The rural setting is conducive to family, says Lisa. “The pace of the city and the commute are not what we want, but here there is a sense of community; we know the neighbors and there are always people who will help.”
They reject internet, cable and cell phones at home for “fresh air, a garden, horses,” says Lisa. And there’s no patrolling ATV, says Paul, because “we prefer exercise. I like teaching the boys to forage, identify a plant and pick it.”
The boys are not just farm kids; they’re involved in the chess club, steel drumming and Odyssey of the Mind in their elementary school. “We’re not in a bubble,” says Lisa, “and it is comfortable.”
Some argue against being your children’s friend, but Lisa says, “you can be both. We set boundaries and require respect.” And, of course, there’s always the adventure of it all.
The Godfrey-Segelke Family
Basically, what we have here is family by committee. Autonomous committee members, but committee nonetheless.
Kristin Way Segelke is the grandmother who leads the pack. Laura and Thomas Godfrey live in Roanoke with their two girls and Peer Segelke and his wife Jennifer Hwei-Chung Jen (originally from Taiwan) live in Blacksburg with their three daughters. The Godfrey girls are Harper, 8, and Avery, 5; and the Segelke children are Bella, 7, Ana, 9, and Abi, 12.
There are more siblings in the Segelke family, but they either don’t live in this area, or don’t have kids. David Way, a merchandiser at Home Depot in Roanoke, is a childless uncle who lives in Roanoke and dotes on the girls and Hank and Craig Segelke, who have three children, live in Texas.
This is a wildly accomplished family. Laura works for a Silicon Valley start-up and owned three businesses in Roanoke, while Peer is the CEO at Lawrence Transportation. Laura has been active internationally in working with land mine victims and here in hiring women recovering from addiction. Peer worked with Human Rights Watch in Cambodia and D.C. and has also been active in land mine dangers. Jen has been deeply involved in environmental issues.
Kristin sets the tone. “I respect my children,” she says. “They parent the same, but differently. David has always been helpful.” He “has the biggest heart of anybody I know,” says Laura and “he’s always there,” says Kristin.
Respect, insists, Kristin, “begins with respect for yourself.”
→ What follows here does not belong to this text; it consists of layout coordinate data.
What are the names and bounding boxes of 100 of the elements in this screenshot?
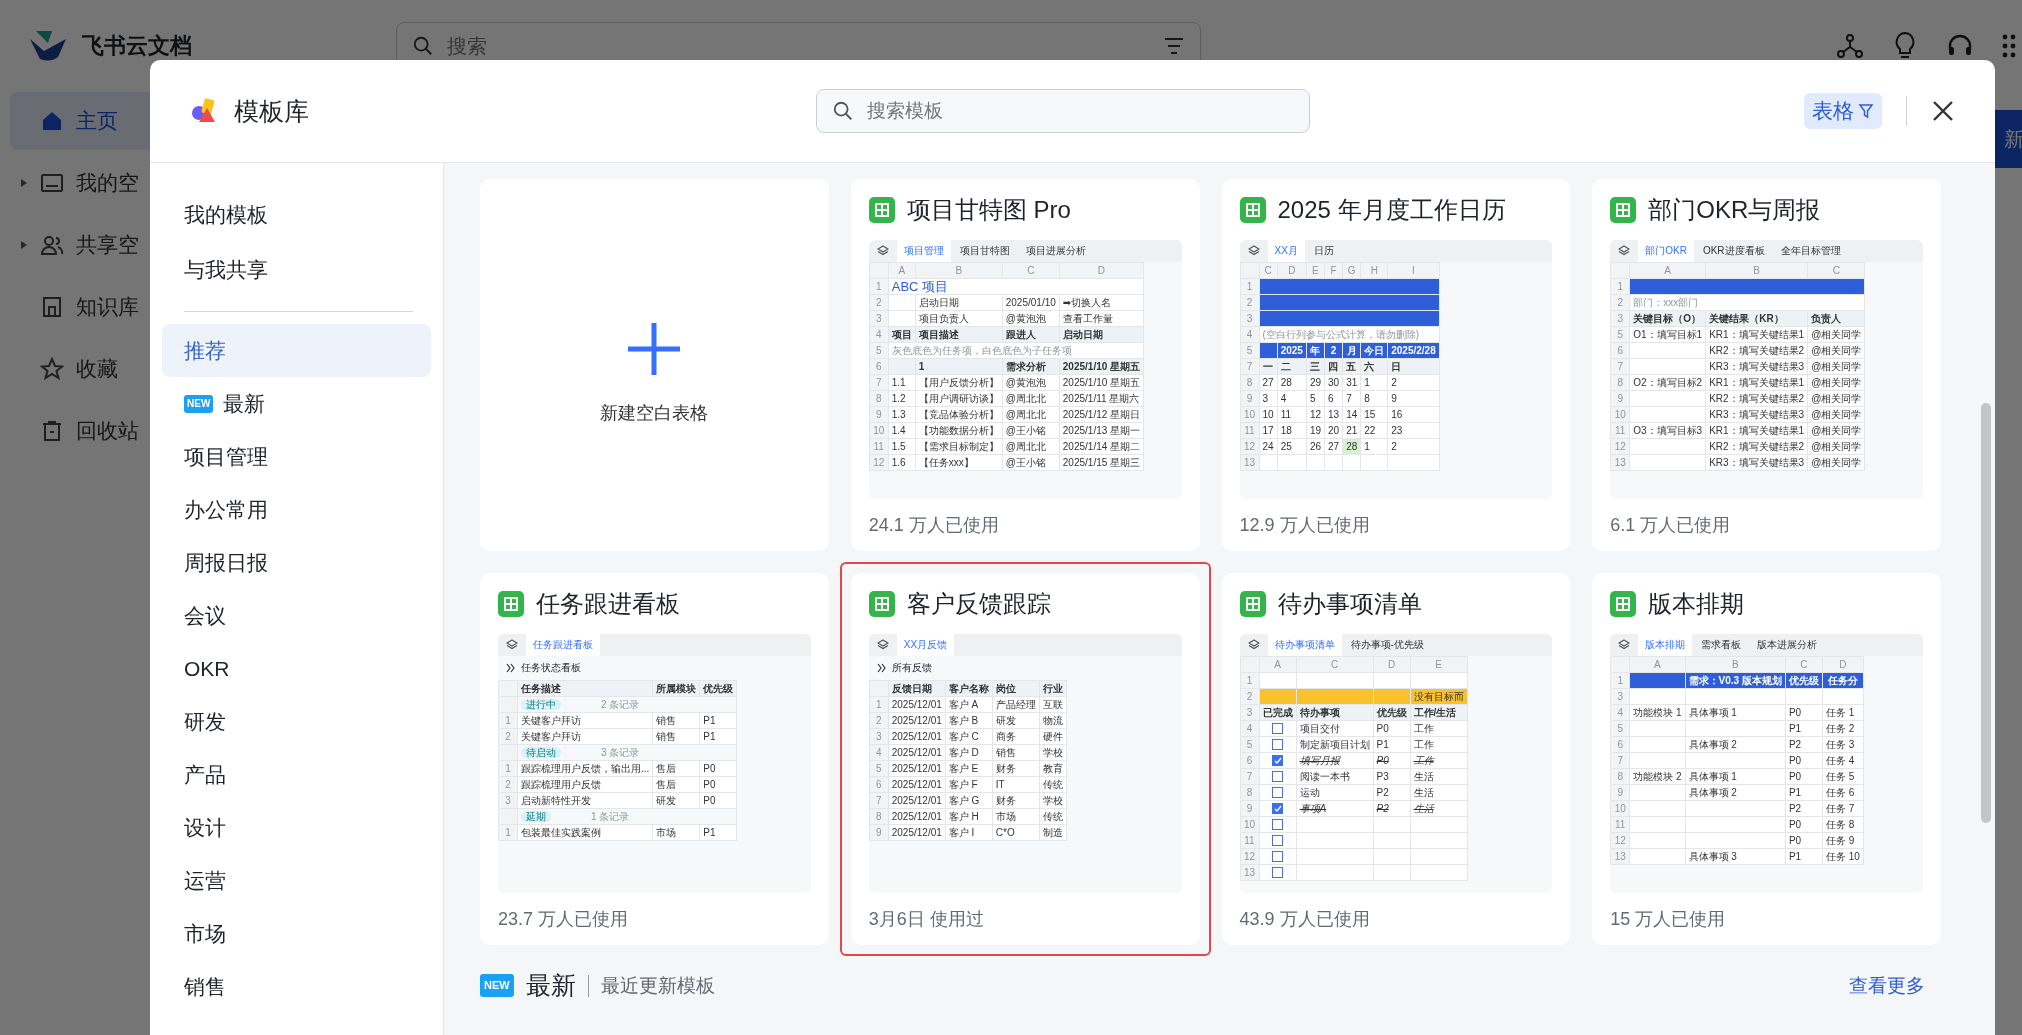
row-number: 8 [875, 810, 882, 822]
sheet-cell-text: 2025/12/01 [891, 730, 942, 742]
sheet-cell-text: @周北北 [1005, 408, 1046, 420]
sheet-tab-label: 任务跟进看板 [526, 633, 600, 656]
row-number: 7 [1617, 360, 1624, 372]
sheet-cell-text: P2 [1788, 802, 1802, 814]
row-number: 2 [875, 714, 882, 726]
sheet-tab-label: 需求看板 [1700, 637, 1743, 652]
row-number: 6 [1617, 738, 1624, 750]
sheet-cell-text: 24 [1262, 440, 1274, 452]
column-letter: D [1839, 658, 1847, 670]
sheet-cell-text: 工作 [1413, 722, 1434, 734]
sheet-cell-text: @黄泡泡 [1005, 376, 1046, 388]
sheet-cell-text: 2 [1391, 376, 1397, 388]
sheet-cell-text: P0 [703, 778, 716, 790]
sheet-cell-text: 任务 1 [1825, 706, 1855, 718]
sheet-cell-text: 1 [1364, 440, 1370, 452]
sheet-cell-text: 一 [1262, 360, 1273, 372]
column-letter: A [898, 264, 906, 276]
sheet-cell-text: P2 [1376, 802, 1389, 814]
row-number: 1 [505, 714, 511, 726]
sheet-cell-text: 2025/12/01 [891, 746, 942, 758]
sheet-cell-text: 年 [1310, 344, 1321, 356]
new-badge: NEW [480, 974, 514, 997]
sheet-cell-text: @王小铭 [1005, 456, 1046, 468]
sheet-cell-text: 负责人 [1811, 312, 1842, 324]
row-number: 5 [1617, 328, 1624, 340]
sheet-cell-text: 售后 [656, 778, 677, 790]
sheet-cell-text: 功能模块 1 [1633, 706, 1682, 718]
sheet-cell-text: 销售 [995, 746, 1016, 758]
sheet-cell-text: 【用户反馈分析】 [918, 376, 999, 388]
sheet-cell-text: 客户 E [948, 762, 979, 774]
sheet-cell-text: 反馈日期 [891, 682, 932, 694]
row-number: 1 [875, 698, 882, 710]
row-number: 9 [1617, 786, 1624, 798]
sheet-cell-text: 2025/01/10 [1005, 296, 1056, 308]
column-letter: C [1264, 264, 1272, 276]
sheet-cell-text: 2025/12/01 [891, 698, 942, 710]
row-number: 3 [1246, 312, 1253, 324]
sheet-cell-text: P1 [703, 714, 716, 726]
sheet-cell-text: 没有目标而 [1413, 690, 1464, 702]
sheet-cell-text: 日 [1391, 360, 1402, 372]
sheet-cell-text: 包装最佳实践案例 [521, 826, 601, 838]
row-number: 9 [1617, 392, 1624, 404]
row-number: 12 [1243, 440, 1256, 452]
section-subtitle: 最近更新模板 [600, 973, 715, 998]
row-number: 6 [1617, 344, 1624, 356]
sheet-cell-text: 3 [1262, 392, 1269, 404]
sheet-cell-text: 任务分 [1827, 674, 1858, 686]
sheet-cell-text: 6 [1328, 392, 1334, 404]
row-number: 9 [875, 408, 882, 420]
column-letter: C [1832, 264, 1840, 276]
sheet-cell-text: @周北北 [1005, 440, 1046, 452]
row-number: 7 [1246, 770, 1253, 782]
row-number: 13 [1243, 866, 1256, 878]
sheet-cell-text: 31 [1346, 376, 1358, 388]
sheet-cell-text: @相关同学 [1811, 392, 1862, 404]
sheet-cell-text: 任务 6 [1825, 786, 1855, 798]
row-number: 3 [875, 312, 882, 324]
sheet-cell-text: 任务 7 [1825, 802, 1855, 814]
sheet-cell-text: 关键结果（KR） [1709, 312, 1784, 324]
row-number: 1 [1617, 280, 1624, 292]
sheet-cell-text: O3：填写目标3 [1633, 424, 1703, 436]
row-number: 1 [505, 826, 511, 838]
sheet-cell-text: 27 [1262, 376, 1274, 388]
sheet-cell-text: 10 [1262, 408, 1274, 420]
template-title: 客户反馈跟踪 [906, 589, 1051, 620]
sheet-cell-text: 16 [1391, 408, 1403, 420]
sheet-tab-label: 版本排期 [1638, 633, 1693, 656]
row-number: 11 [1615, 818, 1626, 830]
usage-count: 15 万人已使用 [1610, 908, 1727, 931]
sheet-cell-text: 需求：V0.3 版本规划 [1688, 674, 1782, 686]
sheet-cell-text: @相关同学 [1811, 360, 1862, 372]
sheet-cell-text: P0 [703, 762, 716, 774]
row-number: 3 [1617, 690, 1624, 702]
sheet-cell-text: @相关同学 [1811, 376, 1862, 388]
sheet-cell-text: 月 [1346, 344, 1357, 356]
sheet-tab-label: OKR进度看板 [1701, 243, 1766, 258]
sheet-cell-text: IT [995, 778, 1005, 790]
usage-count: 12.9 万人已使用 [1239, 514, 1371, 537]
sheet-cell-text: 【任务xxx】 [918, 456, 974, 468]
row-number: 6 [875, 778, 882, 790]
sheet-cell-text: 跟踪梳理用户反馈 [521, 778, 601, 790]
sheet-cell-text: 关键目标（O） [1633, 312, 1702, 324]
sheet-cell-text: P3 [1376, 770, 1389, 782]
sheet-cell-text: O1：填写目标1 [1633, 328, 1703, 340]
sheet-cell-text: 客户 F [948, 778, 978, 790]
sheet-cell-text: 优先级 [1788, 674, 1819, 686]
app-name: 飞书云文档 [82, 32, 193, 60]
sheet-cell-text: 跟进人 [1005, 328, 1036, 340]
column-letter: I [1412, 264, 1415, 276]
row-number: 10 [1243, 818, 1256, 830]
sheet-cell-text: 1.4 [891, 424, 906, 436]
sheet-cell-text: 行业 [1042, 682, 1063, 694]
sheet-cell-text: P2 [1788, 738, 1802, 750]
sheet-cell-text: 2025/12/01 [891, 762, 942, 774]
template-title: 项目甘特图 Pro [906, 195, 1071, 226]
sheet-cell-text: 19 [1309, 424, 1321, 436]
row-number: 1 [1246, 674, 1253, 686]
sheet-tab-label: 待办事项清单 [1267, 633, 1342, 656]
“Mom emphasized education,” says Laura, especially “experiential learning.” They are world travelers, Laura going to school in a small village in France when she was 11. The family shares a house in a French village of 80 people that is 700 years old. “It’s part of the education,” says Laura.
Laura has gone to culinary school in France and “Peer studied business in France, too,” she says.
Kristin admits that “I don’t believe my parents taught me about social responsibility,” but the strain is strong in her kids and likely will be with her grandchildren, as well. She is, however, from a family of entrepreneurs and that gene has passed strongly along.
Children, says Laura, “are born the way they are. We have some influence, but my two are very different. We like to let them choose their own paths.”
The family, says Peer, is “very international, multi-cultural, inquisitive and autodidactic.” That diversity is at the very core of the family’s success with kids.